Ночь страшно темна; зловещая туча, озаряемая снопами прорезывающих ее молний, висит и волнуется над монастырем. В промежутках между вспышками молнии мрак кажется до такой степени непроницаемым, что в двух шагах нельзя отличить предмета, и среди этого беспросветного мрака освещенные двери храма кажутся какими-то пылающими четырехугольниками.
Из храма через эти открытые двери неясно доносятся звуки монашеского хора. Очевидно, служение приходит к концу,
Вот ударил главный колокол, и вслед за его низкими плавными звуками раздались частые удары меньших, сливаясь в какой-то торжественный, призывающий звон. Толпа заволновалась и закрестилась; из церкви стал выходить народ; вскоре показались в дверях наклоненные хоругви, кресты и фонари на длинных шестах, а за ними вышел в черной ризе, с крестом в руке, украшенным васильками, и сам настоятель монастыря в сопровождении двух иеромонахов с зажженными в руках свечами и диакона с кадильницей; за ними шли чинными рядами монахи, тоже со свечами в руках. Священнослужители остановились на верхней площадке паперти; по ступенькам широкого крыльца шпалерами расположились монахи; хоругви, кресты и фонари разделились внизу на два крыла, а за ними уже, широчайшим полукругом, понадвинулся народ.
При появлении настоятеля зачастил и усилился перезвон, поддерживаемый раскатами грома, а потом вдруг все стихло и наступила минута торжественной тишины.

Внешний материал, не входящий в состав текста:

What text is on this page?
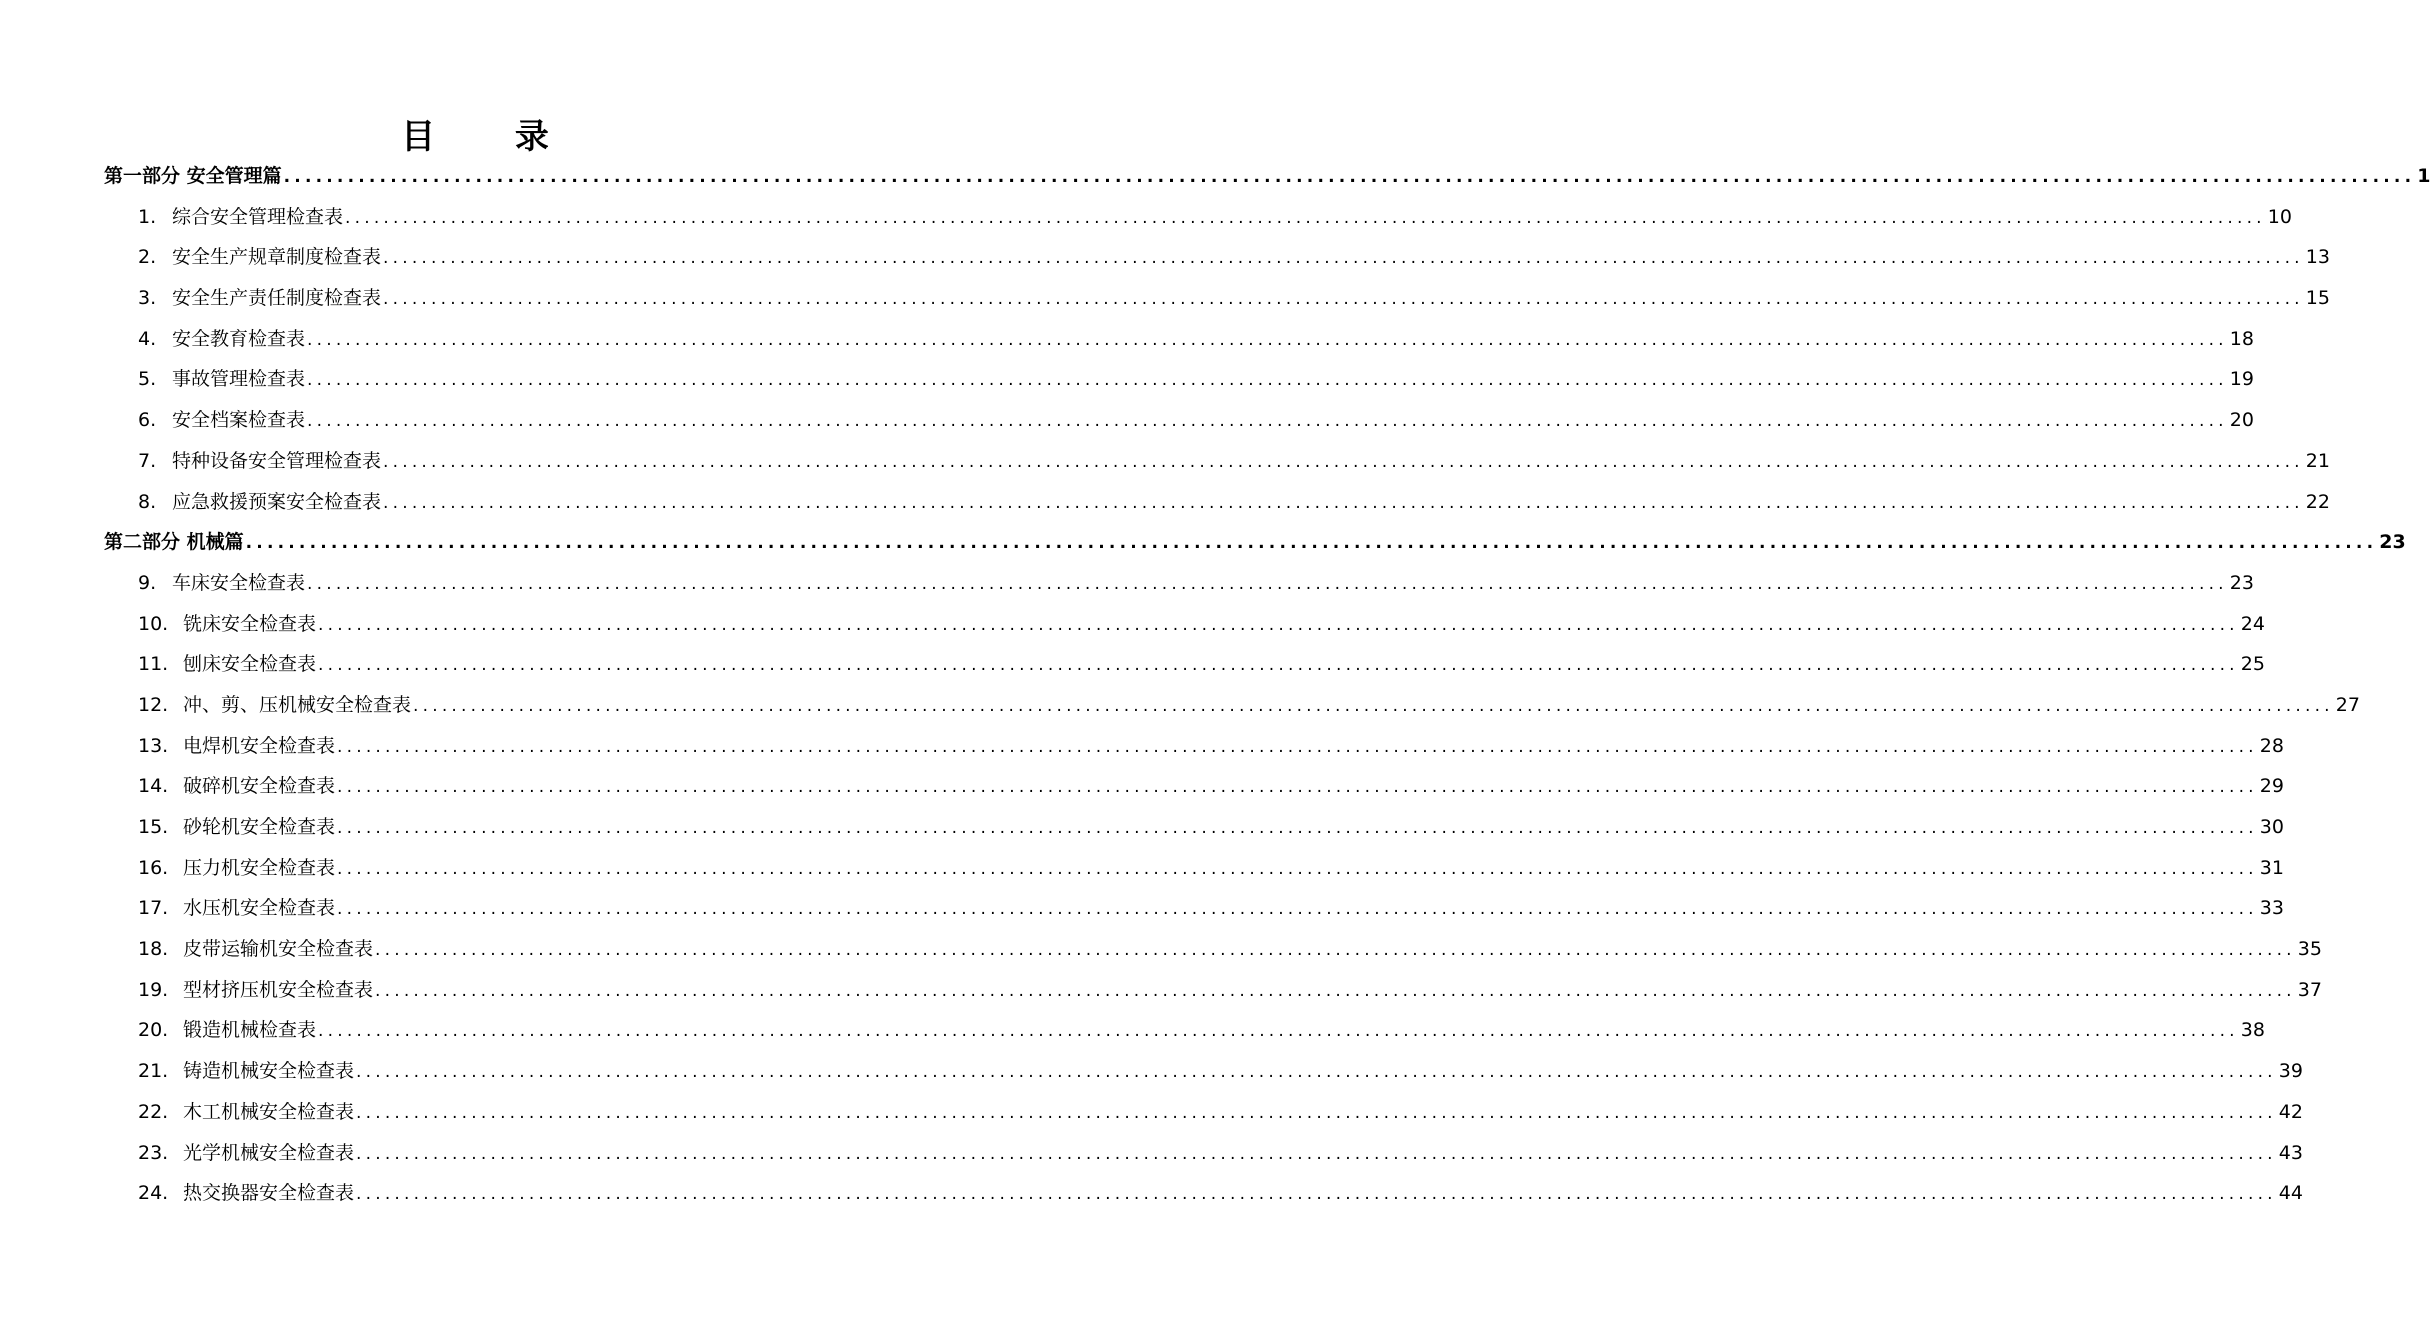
目 录
第一部分 安全管理篇 ........................................................................................................................................................................................................ 1
1. 综合安全管理检查表 ........................................................................................................................................................................................................ 10
2. 安全生产规章制度检查表 ........................................................................................................................................................................................................ 13
3. 安全生产责任制度检查表 ........................................................................................................................................................................................................ 15
4. 安全教育检查表 ........................................................................................................................................................................................................ 18
5. 事故管理检查表 ........................................................................................................................................................................................................ 19
6. 安全档案检查表 ........................................................................................................................................................................................................ 20
7. 特种设备安全管理检查表 ........................................................................................................................................................................................................ 21
8. 应急救援预案安全检查表 ........................................................................................................................................................................................................ 22
第二部分 机械篇 ........................................................................................................................................................................................................ 23
9. 车床安全检查表 ........................................................................................................................................................................................................ 23
10. 铣床安全检查表 ........................................................................................................................................................................................................ 24
11. 刨床安全检查表 ........................................................................................................................................................................................................ 25
12. 冲、剪、压机械安全检查表 ........................................................................................................................................................................................................ 27
13. 电焊机安全检查表 ........................................................................................................................................................................................................ 28
14. 破碎机安全检查表 ........................................................................................................................................................................................................ 29
15. 砂轮机安全检查表 ........................................................................................................................................................................................................ 30
16. 压力机安全检查表 ........................................................................................................................................................................................................ 31
17. 水压机安全检查表 ........................................................................................................................................................................................................ 33
18. 皮带运输机安全检查表 ........................................................................................................................................................................................................ 35
19. 型材挤压机安全检查表 ........................................................................................................................................................................................................ 37
20. 锻造机械检查表 ........................................................................................................................................................................................................ 38
21. 铸造机械安全检查表 ........................................................................................................................................................................................................ 39
22. 木工机械安全检查表 ........................................................................................................................................................................................................ 42
23. 光学机械安全检查表 ........................................................................................................................................................................................................ 43
24. 热交换器安全检查表 ........................................................................................................................................................................................................ 44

— Во имя отца, и сына, и святого духа! — раздался ясно среди этой тишины слабый, но уверенный голос отца игумена. — «Созижду церковь мою, и врата адовы не одолеют ю», — сказал господь, и святое бессмертное слово его воистину свершилось на наших грешных глазах, дети мои. Латинянами и иезуитами, а также приспешниками их, имущими власть, наша греко-русская церковь была унижена, придавлена и обречена на конечную гибель. Кто мог защитить ее от всесокрушающего напастника? Народ? Но он был обессилен, ограблен губителями нашего края и обращен в быдло, в подъяремных волов. Казалось, что смертный час уже всем нам пробил. Мы все были, как пленные древние иудеи, в цепях; храмы наши стояли в запустении или лежали в развалинах; святыни наши были поруганы; жилища наши пожраны были огнем; несчастный люд обречен был или изнывать в кайданах, потерявши даже лик человеческий, или скитаться, подобно хижему зверю, в лесах. Смерть, смерть, паки реку, стояла над нашим славным и злосчастным племенем, над нашею святою верой... Но господь всесилен, и церкви его не одолеет никто! Долготерпение всевышнего истощилось, и он воздвиг среди труждающихся и обремененных вождя и вручил ему несокрушимый меч для освобождения от латинских пут нашей веры, для вызволения от панского ига народа. И, о чудо! Гордые победами полчища коронные разбиты, славные знамена их пали во прах, недоступные по величию гетманы повержены и отправлены в неволю... Панские команды везде рассеиваются, бегут; укрепленные гнездища их падают, повсюду очищается от губителей наша земля. Так, братие, во всем этом видна святая воля промыслителя и везде слышится призывный глас его архангелов к брани...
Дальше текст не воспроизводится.